E Pluribus Unum. No technical innovator, Author Cozzens demonstrates his theme by the popular "Grand Hotel" method of assembling hordes of people, all with singular points of view, in one place--a huge World War II airbase. in Florida. Some of them are elderly, Regular Army officers to whom the mechanics of war are as vital as the winning of it. Some are much too bogged down in personal miseries and prejudices to recognize the overriding claims of victory: others are far too intent on victory to show any tolerance for human weaknesses. In fact, as Author Cozzens shows, the marvel is that any mass of human beings can ever achieve a single, united aim, such as victory, at all.

It is the job of youthful General Gus Beale to see that his men do. Unlike most generals in fiction, Beale is not only a very likable man, he is also fit to be a general. A brilliant fighter pilot, a veteran of Bataan and the North African front, he is now being kept out of harm's way in Florida, his every move watched by the men in Washington who must decide whether or not to choose him as commander of the expected air assault on Japan.

But Beale must do more than continue to show that he is an A-1 airman. He must know the difference between orders that really are orders, and orders that Washington has issued mainly to keep the press and public happy.

Storm in Black & White. Gus Beale's test comes when a Negro pilot, member of a squadron that Washington has created merely to pacify pro-Negro opinion, is beaten up by a white colonel. The affair has nothing to do with racial prejudice, but before the next day is out it has ballooned into a shocking black & white scandal. Angry Negro officers, hitherto amenable to unofficial discriminatory rules, decide that this is the moment to claim their right to membership in the "restricted" officers' club. Knowing the effect this will have on white personnel, Gus Beale orders MPs to keep the Negroes out. Soon the U.S. press is ablaze with a garbled, press-service version of the story, while Washington, drawing back its skirts, coldly leaves Beale holding the bag. When the book ends, the storm has subsided as suddenly as it began. It is ready to break out again any day; but meanwhile Gus Beale has escaped by a hairsbreadth, Negro equality has been officially confirmed and white supremacy unofficially enforced, and the march to victory proceeds.

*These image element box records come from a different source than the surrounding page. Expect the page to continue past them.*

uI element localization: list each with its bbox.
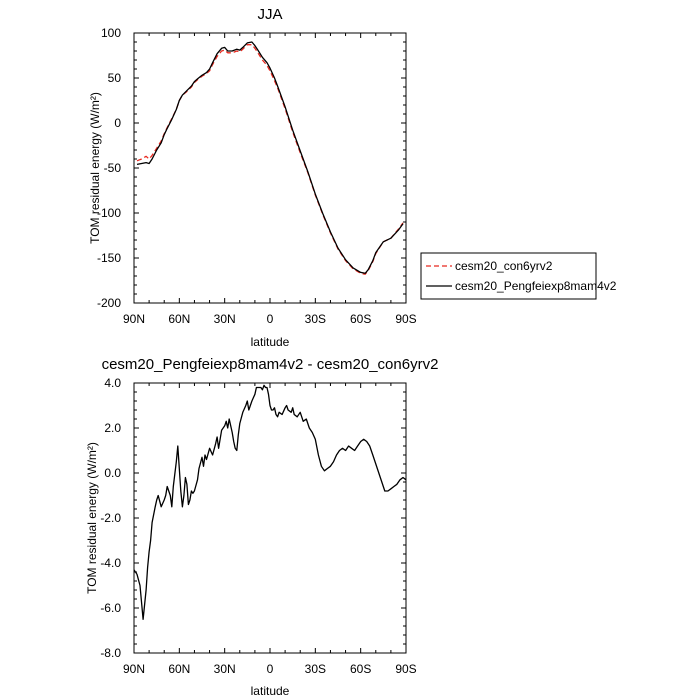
legend: cesm20_con6yrv2 cesm20_Pengfeiexp8mam4v2	[420, 252, 617, 300]
x-tick-label: 90S	[395, 312, 416, 326]
y-tick-label: 50	[108, 71, 122, 85]
panel-top-plot-frame	[133, 32, 407, 304]
legend-box	[420, 252, 597, 300]
x-tick-label: 30N	[214, 312, 236, 326]
panel-top-xlabel: latitude	[251, 335, 290, 349]
y-tick-label: 2.0	[104, 421, 121, 435]
legend-label-pengfei: cesm20_Pengfeiexp8mam4v2	[455, 279, 617, 293]
y-tick-label: 0	[114, 116, 121, 130]
y-tick-label: -200	[97, 296, 121, 310]
panel-bottom-ticks: 90N 60N 30N 0 30S 60S 90S -8.0 -6.0 -4.0 -2.0 0.0 2.…	[100, 376, 416, 676]
x-tick-label: 0	[267, 312, 274, 326]
x-tick-label: 60N	[168, 312, 190, 326]
x-tick-label: 30S	[305, 312, 326, 326]
panel-top-ylabel: TOM residual energy (W/m²)	[88, 92, 102, 244]
y-tick-label: 4.0	[104, 376, 121, 390]
x-tick-label: 90S	[395, 662, 416, 676]
series-line-panel-bottom-0	[133, 384, 407, 620]
y-tick-label: -8.0	[100, 646, 121, 660]
panel-bottom-plot-frame	[133, 382, 407, 654]
panel-top-ticks: 90N 60N 30N 0 30S 60S 90S -200 -150 -100 -50 0 50 100	[97, 26, 417, 326]
y-tick-label: 100	[101, 26, 121, 40]
panel-bottom-ylabel: TOM residual energy (W/m²)	[85, 442, 99, 594]
x-tick-label: 30S	[305, 662, 326, 676]
y-tick-label: -4.0	[100, 556, 121, 570]
panel-top-title: JJA	[257, 6, 282, 23]
y-tick-label: -150	[97, 251, 121, 265]
x-tick-label: 30N	[214, 662, 236, 676]
y-tick-label: -6.0	[100, 601, 121, 615]
x-tick-label: 90N	[123, 662, 145, 676]
panel-bottom-title: cesm20_Pengfeiexp8mam4v2 - cesm20_con6yr…	[102, 356, 439, 373]
x-tick-label: 90N	[123, 312, 145, 326]
y-tick-label: -100	[97, 206, 121, 220]
legend-label-con6yrv2: cesm20_con6yrv2	[455, 259, 553, 273]
panel-bottom-xlabel: latitude	[251, 684, 290, 698]
panel-bottom-series	[133, 384, 407, 620]
x-tick-label: 60S	[350, 662, 371, 676]
y-tick-label: 0.0	[104, 466, 121, 480]
series-line-panel-top-1	[136, 41, 404, 274]
x-tick-label: 60S	[350, 312, 371, 326]
panel-bottom: cesm20_Pengfeiexp8mam4v2 - cesm20_con6yr…	[85, 356, 438, 698]
y-tick-label: -2.0	[100, 511, 121, 525]
panel-top-series	[136, 41, 404, 275]
series-line-panel-top-0	[136, 44, 404, 275]
panel-top: JJA 90N 60N 30N 0 30S 60S 90S -200 -150 -100 -50 0 5…	[88, 6, 617, 349]
y-tick-label: -50	[104, 161, 122, 175]
x-tick-label: 0	[267, 662, 274, 676]
x-tick-label: 60N	[168, 662, 190, 676]
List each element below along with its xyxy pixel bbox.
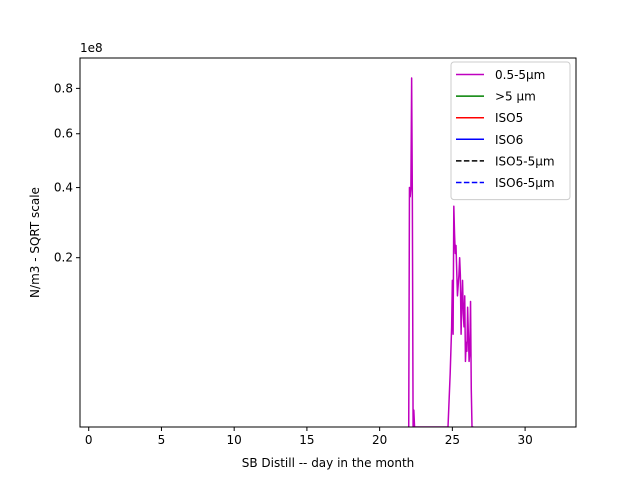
legend-label: >5 µm <box>495 90 536 104</box>
legend: 0.5-5µm >5 µm ISO5 ISO6 ISO5-5µm ISO6-5µm <box>450 61 571 201</box>
series-line-0 <box>407 77 474 427</box>
x-tick-label: 0 <box>85 433 93 447</box>
x-tick-label: 15 <box>299 433 314 447</box>
x-tick-label: 5 <box>158 433 166 447</box>
x-tick-label: 30 <box>517 433 532 447</box>
x-axis-ticks: 0 5 10 15 20 25 30 <box>85 427 533 447</box>
y-axis-label: N/m3 - SQRT scale <box>28 187 42 298</box>
y-tick-label: 0.6 <box>54 127 73 141</box>
legend-label: 0.5-5µm <box>495 68 545 82</box>
y-tick-label: 0.8 <box>54 81 73 95</box>
y-tick-label: 0.4 <box>54 181 73 195</box>
x-tick-label: 25 <box>445 433 460 447</box>
legend-label: ISO5 <box>495 111 523 125</box>
legend-label: ISO6-5µm <box>495 176 555 190</box>
legend-label: ISO6 <box>495 133 523 147</box>
x-axis-label: SB Distill -- day in the month <box>242 456 415 470</box>
x-tick-label: 10 <box>227 433 242 447</box>
legend-label: ISO5-5µm <box>495 154 555 168</box>
y-axis-ticks: 0.2 0.4 0.6 0.8 <box>54 81 80 265</box>
y-axis-multiplier: 1e8 <box>80 41 103 55</box>
plot-frame <box>79 57 577 428</box>
y-tick-label: 0.2 <box>54 251 73 265</box>
series-layer <box>407 77 474 427</box>
x-tick-label: 20 <box>372 433 387 447</box>
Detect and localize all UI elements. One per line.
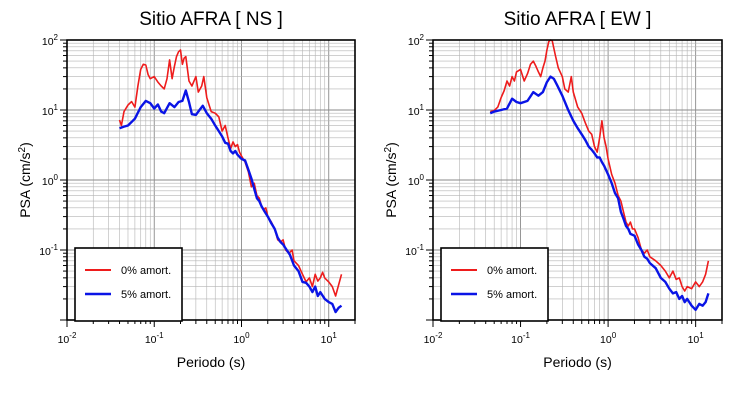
chart-title: Sitio AFRA [ EW ] bbox=[504, 9, 652, 30]
legend: 0% amort. 5% amort. bbox=[440, 247, 549, 322]
y-tick-label: 102 bbox=[42, 33, 59, 48]
legend-label: 0% amort. bbox=[121, 265, 171, 277]
series-line-damped bbox=[489, 75, 710, 311]
x-tick-label: 100 bbox=[233, 331, 250, 346]
legend: 0% amort. 5% amort. bbox=[74, 247, 183, 322]
x-tick-label: 10-2 bbox=[424, 331, 443, 346]
legend-box bbox=[440, 247, 549, 322]
y-axis-label: PSA (cm/s2) bbox=[383, 142, 399, 218]
x-axis-label: Periodo (s) bbox=[543, 354, 611, 370]
x-tick-label: 100 bbox=[600, 331, 617, 346]
y-tick-label: 10-1 bbox=[39, 243, 58, 258]
legend-box bbox=[74, 247, 183, 322]
y-tick-label: 102 bbox=[408, 33, 425, 48]
x-tick-label: 101 bbox=[321, 331, 338, 346]
plot-frame bbox=[66, 39, 356, 321]
chart-0: Sitio AFRA [ NS ] 10-2 10-1 100 101 10-1 100 10… bbox=[17, 9, 356, 370]
y-tick-label: 101 bbox=[42, 103, 59, 118]
legend-label: 5% amort. bbox=[121, 289, 171, 301]
x-tick-label: 10-2 bbox=[58, 331, 77, 346]
legend-label: 5% amort. bbox=[487, 289, 537, 301]
series-line-undamped bbox=[118, 49, 343, 297]
legend-label: 0% amort. bbox=[487, 265, 537, 277]
x-axis-label: Periodo (s) bbox=[177, 354, 245, 370]
plot-frame bbox=[432, 39, 723, 321]
chart-1: Sitio AFRA [ EW ] 10-2 10-1 100 101 10-1 100 10… bbox=[383, 9, 723, 370]
y-tick-label: 10-1 bbox=[405, 243, 424, 258]
y-tick-label: 100 bbox=[408, 173, 425, 188]
y-axis-label: PSA (cm/s2) bbox=[17, 142, 33, 218]
series-line-damped bbox=[119, 89, 343, 314]
series-line-undamped bbox=[490, 39, 710, 292]
y-tick-label: 101 bbox=[408, 103, 425, 118]
x-tick-label: 101 bbox=[688, 331, 705, 346]
x-tick-label: 10-1 bbox=[145, 331, 164, 346]
x-tick-label: 10-1 bbox=[511, 331, 530, 346]
chart-title: Sitio AFRA [ NS ] bbox=[139, 9, 283, 30]
y-tick-label: 100 bbox=[42, 173, 59, 188]
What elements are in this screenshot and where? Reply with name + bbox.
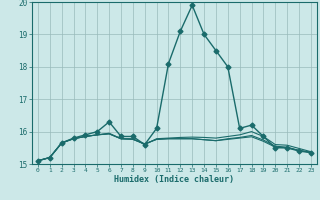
X-axis label: Humidex (Indice chaleur): Humidex (Indice chaleur) — [115, 175, 234, 184]
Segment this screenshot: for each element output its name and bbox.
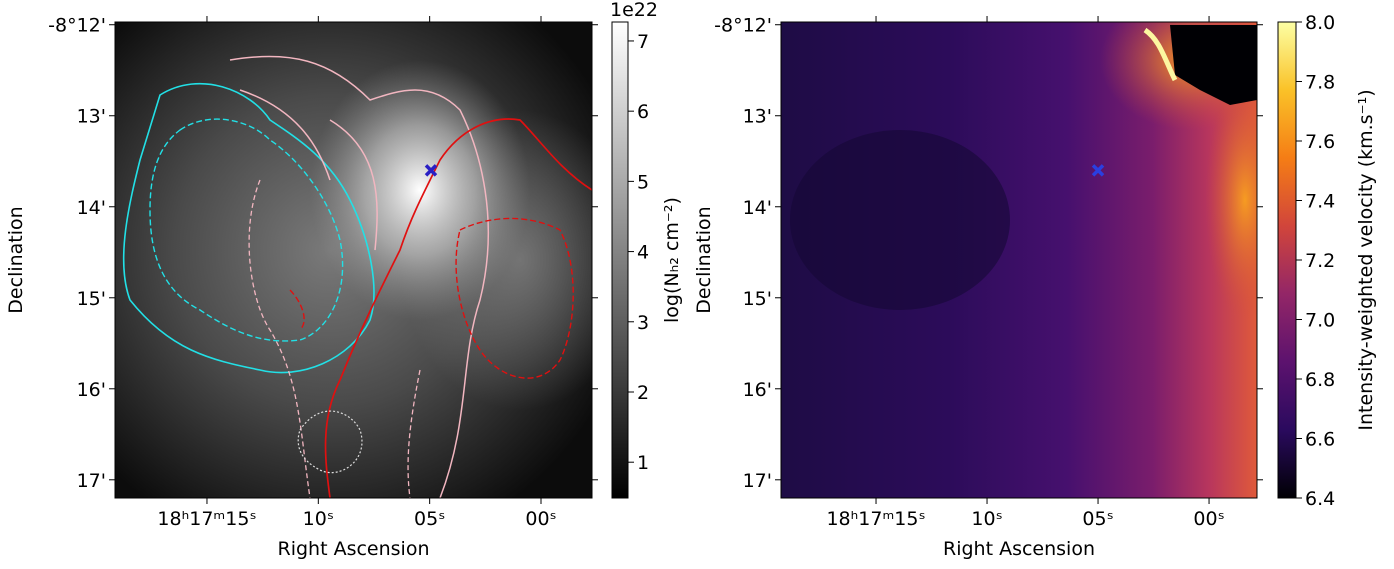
x-tick-label: 05ˢ [414,508,445,530]
y-tick-label: -8°12' [48,15,106,37]
colorbar-tick-label: 6.6 [1305,429,1335,451]
colorbar-label: Intensity-weighted velocity (km.s⁻¹) [1355,89,1377,430]
y-axis-label: Declination [693,206,715,313]
colorbar-tick-label: 7.8 [1305,72,1335,94]
colorbar-tick-label: 6.8 [1305,369,1335,391]
colorbar-tick-label: 7.6 [1305,131,1335,153]
y-tick-label: 17' [77,470,106,492]
velocity-image [781,22,1257,498]
source-marker [424,164,438,177]
colorbar-offset: 1e22 [610,0,658,21]
y-tick-label: 17' [743,470,772,492]
y-tick-label: 14' [77,197,106,219]
colorbar-tick-label: 3 [637,312,649,334]
x-tick-label: 00ˢ [525,508,556,530]
colorbar-tick-label: 6.4 [1305,488,1335,510]
colorbar-tick-label: 6 [637,101,649,123]
colorbar-tick-label: 5 [637,171,649,193]
colorbar [1277,21,1297,499]
x-tick-label: 18ʰ17ᵐ15ˢ [157,508,256,530]
y-tick-label: 13' [77,106,106,128]
colorbar-tick-label: 1 [637,452,649,474]
y-tick-label: 16' [743,379,772,401]
x-axis-label: Right Ascension [278,538,430,560]
source-marker [1091,164,1105,177]
x-tick-label: 18ʰ17ᵐ15ˢ [826,508,925,530]
colorbar-tick-label: 7.0 [1305,310,1335,332]
colorbar-label: log(Nₕ₂ cm⁻²) [661,197,683,323]
colorbar-tick-label: 8.0 [1305,12,1335,34]
colorbar [611,21,629,499]
y-tick-label: 15' [743,288,772,310]
column-density-image [115,22,592,498]
x-tick-label: 00ˢ [1193,508,1224,530]
y-tick-label: 16' [77,379,106,401]
x-tick-label: 10ˢ [303,508,334,530]
y-tick-label: 15' [77,288,106,310]
colorbar-tick-label: 7 [637,31,649,53]
axes-frame [780,21,1258,499]
y-tick-label: 13' [743,106,772,128]
colorbar-tick-label: 7.4 [1305,191,1335,213]
colorbar-tick-label: 2 [637,382,649,404]
y-tick-label: -8°12' [714,15,772,37]
colorbar-tick-label: 4 [637,242,649,264]
y-axis-label: Declination [5,206,27,313]
colorbar-tick-label: 7.2 [1305,250,1335,272]
x-tick-label: 10ˢ [971,508,1002,530]
y-tick-label: 14' [743,197,772,219]
axes-frame [114,21,593,499]
x-axis-label: Right Ascension [943,538,1095,560]
x-tick-label: 05ˢ [1082,508,1113,530]
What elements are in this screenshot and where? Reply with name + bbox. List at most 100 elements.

Guard of Honor is sure not to please those who are accustomed to novels that passionately beat generals over the head with the common soldier and intolerant whites with the oppressed Negro. For Author Cozzens has performed the far more courageous and more painful job of putting down ugly facts. Unsentimentally, grimly, he says out loud what is often left unsaid--that in the U.S. "the big majority may feel that a Negro is a human being all right; but when you add that they want to see him treated fairly, you're wrong . . . The big majority does not want to insult or oppress him; but [it] has, in general, a poor opinion of him." Least of all, concludes Author Cozzens, does the big majority want the Negro to be fairly treated in wartime, because at heart it believes that in a time of national crisis it is proper for the weak to be sacrificed to the morale of the strong, whose savage, intolerant instincts are essential to the prime aim--victory. "I really saw nobody all day who was not in one way or another odious," admits one of Author Cozzens' characters sadly--adding, "and, of course, in every situation, I was odious, too."